AI-powered analytics identify high-risk patients before they require expensive interventions, automate administrative workflows that drain care team capacity, and surface social determinant signals that claims data misses entirely. Documented outcomes include an 18% reduction in hospital readmissions and 20–30% efficiency gains across clinical and administrative operations. The ROI typically materializes within 14 months of deployment.
What should healthcare organizations look for in value-based care software in the USA?
The non-negotiable criteria are: data integration speed (weeks, not months), real-time AI-driven intervention — not just risk scoring — multi-stakeholder capability across payors, providers, and pharmacies, and HIPAA-compliant AI governance built in by default. Feature checklists matter far less than the platform's ability to close care gaps inside existing clinical workflows without manual reconciliation.

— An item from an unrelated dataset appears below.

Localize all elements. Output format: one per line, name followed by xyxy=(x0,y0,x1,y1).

How is AI changing healthcare software solutions for payors and providers in 2026?
In 2026, 75% of U.S. health systems now use at least one AI application — up from 59% just a year ago. For payors, AI enables closed-loop member engagement that replaces fragmented outreach at scale. For providers, it delivers prospective quality gap alerts at the point of care. AI is also compressing prior authorization timelines from days to minutes and reducing claims review time by 63%.
Disclaimer: This content is for informational purposes only and does not constitute medical or clinical advice. Statistics cited reflect third-party research as of 2025–2026.